Contributor + Stored Cross Site Scripting

  • Resolved Siamocreativi

    (@siamocreativi)


    2 years, 5 months ago

    Good morning, my website security plugin noticed that Download Manager <=3.2.47 have a Contributor + Stored Cross Site Scripting vulnerability.

    The problem still persist form the last two updates of the plugin.
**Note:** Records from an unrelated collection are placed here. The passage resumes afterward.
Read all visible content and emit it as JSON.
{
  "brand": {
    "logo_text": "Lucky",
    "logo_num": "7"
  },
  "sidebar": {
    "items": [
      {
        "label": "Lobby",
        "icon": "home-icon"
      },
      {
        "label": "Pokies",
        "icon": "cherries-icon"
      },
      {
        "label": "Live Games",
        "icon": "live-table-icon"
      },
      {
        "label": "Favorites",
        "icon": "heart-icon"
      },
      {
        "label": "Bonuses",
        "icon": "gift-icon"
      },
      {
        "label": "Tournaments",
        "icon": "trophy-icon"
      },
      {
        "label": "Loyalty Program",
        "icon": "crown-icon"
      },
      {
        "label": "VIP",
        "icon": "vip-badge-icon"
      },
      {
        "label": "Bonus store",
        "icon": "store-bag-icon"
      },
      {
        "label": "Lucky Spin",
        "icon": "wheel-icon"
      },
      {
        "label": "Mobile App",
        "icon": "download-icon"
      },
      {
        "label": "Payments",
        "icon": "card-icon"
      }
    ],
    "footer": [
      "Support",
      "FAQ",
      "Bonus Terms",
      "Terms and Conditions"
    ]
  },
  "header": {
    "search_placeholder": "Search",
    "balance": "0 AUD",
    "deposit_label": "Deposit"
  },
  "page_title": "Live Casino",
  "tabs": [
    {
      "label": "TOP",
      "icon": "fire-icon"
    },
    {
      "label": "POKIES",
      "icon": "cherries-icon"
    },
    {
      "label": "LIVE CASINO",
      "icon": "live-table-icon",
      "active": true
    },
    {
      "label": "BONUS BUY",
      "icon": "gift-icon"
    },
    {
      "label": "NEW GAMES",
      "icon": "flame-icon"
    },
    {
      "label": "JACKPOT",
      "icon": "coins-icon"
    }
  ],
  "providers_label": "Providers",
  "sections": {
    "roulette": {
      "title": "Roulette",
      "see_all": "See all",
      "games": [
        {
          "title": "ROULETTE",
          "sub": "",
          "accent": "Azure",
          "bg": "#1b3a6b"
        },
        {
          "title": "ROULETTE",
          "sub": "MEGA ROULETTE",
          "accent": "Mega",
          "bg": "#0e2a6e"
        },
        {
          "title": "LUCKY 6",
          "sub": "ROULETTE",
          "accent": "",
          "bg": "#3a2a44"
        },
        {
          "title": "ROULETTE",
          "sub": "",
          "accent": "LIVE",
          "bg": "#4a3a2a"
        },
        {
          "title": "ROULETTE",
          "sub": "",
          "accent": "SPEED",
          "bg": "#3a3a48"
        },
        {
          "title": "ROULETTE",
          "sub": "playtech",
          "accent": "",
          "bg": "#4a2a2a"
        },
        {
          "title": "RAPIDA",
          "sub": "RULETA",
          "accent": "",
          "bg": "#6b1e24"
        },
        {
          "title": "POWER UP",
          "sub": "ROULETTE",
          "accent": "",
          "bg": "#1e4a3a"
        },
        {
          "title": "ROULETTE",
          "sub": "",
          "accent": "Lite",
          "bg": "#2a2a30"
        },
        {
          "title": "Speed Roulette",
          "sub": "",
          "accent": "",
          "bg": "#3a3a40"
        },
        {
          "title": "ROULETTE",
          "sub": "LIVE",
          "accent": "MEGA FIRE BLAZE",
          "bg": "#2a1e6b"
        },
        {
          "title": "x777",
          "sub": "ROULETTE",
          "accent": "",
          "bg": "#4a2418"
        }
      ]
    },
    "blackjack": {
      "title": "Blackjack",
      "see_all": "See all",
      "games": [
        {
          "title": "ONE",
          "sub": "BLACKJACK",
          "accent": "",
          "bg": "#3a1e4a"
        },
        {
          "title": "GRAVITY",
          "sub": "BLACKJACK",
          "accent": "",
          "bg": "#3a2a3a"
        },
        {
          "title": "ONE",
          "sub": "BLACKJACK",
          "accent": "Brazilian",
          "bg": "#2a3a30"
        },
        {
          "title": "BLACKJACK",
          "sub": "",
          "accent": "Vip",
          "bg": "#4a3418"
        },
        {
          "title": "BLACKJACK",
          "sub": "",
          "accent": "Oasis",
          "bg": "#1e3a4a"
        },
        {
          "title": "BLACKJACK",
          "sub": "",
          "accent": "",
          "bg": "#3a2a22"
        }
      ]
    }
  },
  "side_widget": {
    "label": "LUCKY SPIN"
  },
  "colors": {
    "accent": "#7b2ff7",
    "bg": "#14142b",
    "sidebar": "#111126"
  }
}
    Is there a fix in progess?
    Is it safe to use the plugin?

    My website is a private website protected by two factor authentication login, could xss still be injected into login protected website?
    Thanks

Viewing 4 replies - 1 through 4 (of 4 total)
  • Plugin Contributor Shafaet Alam

    (@shafayat-alam)

    Hi,
    The issue is fixed in 3.2.47 already, the notice is a false positive. Also, even if the issue exist, it is only exploitable by admin himself or the users, who are authorized by admin to create posts. So, if your website doesn’t have untrustworthy author, you have nothing to worry about for such issue.

    However, we already have fixed this issue and your are safe with using the plugin.

    Thread Starter Siamocreativi

    (@siamocreativi)

    Hello,
    thank you for your answer.

    I hope that you’ll solve this false positive problem too because is annoying receive twice a day an alert from our security plugin about a vulnerable software.
    Our client receives the same communication and rightly contacts us to find out if there are any problems.

    Thanks

    Anonymous User 17160716

    (@anonymized-17160716)

    Shafaet Alam,

    Also, even if the issue exist, it is only exploitable by admin himself or the users, who are authorized by admin to create posts.

    Contributor is a low-privilege user role, so it’s a bit odd that you’re trying to say it doesn’t mean anything.

    Plugin Contributor Shafaet Alam

    (@shafayat-alam)

    it is already fixed

Viewing 4 replies - 1 through 4 (of 4 total)
  • The topic ‘Contributor + Stored Cross Site Scripting’ is closed to new replies.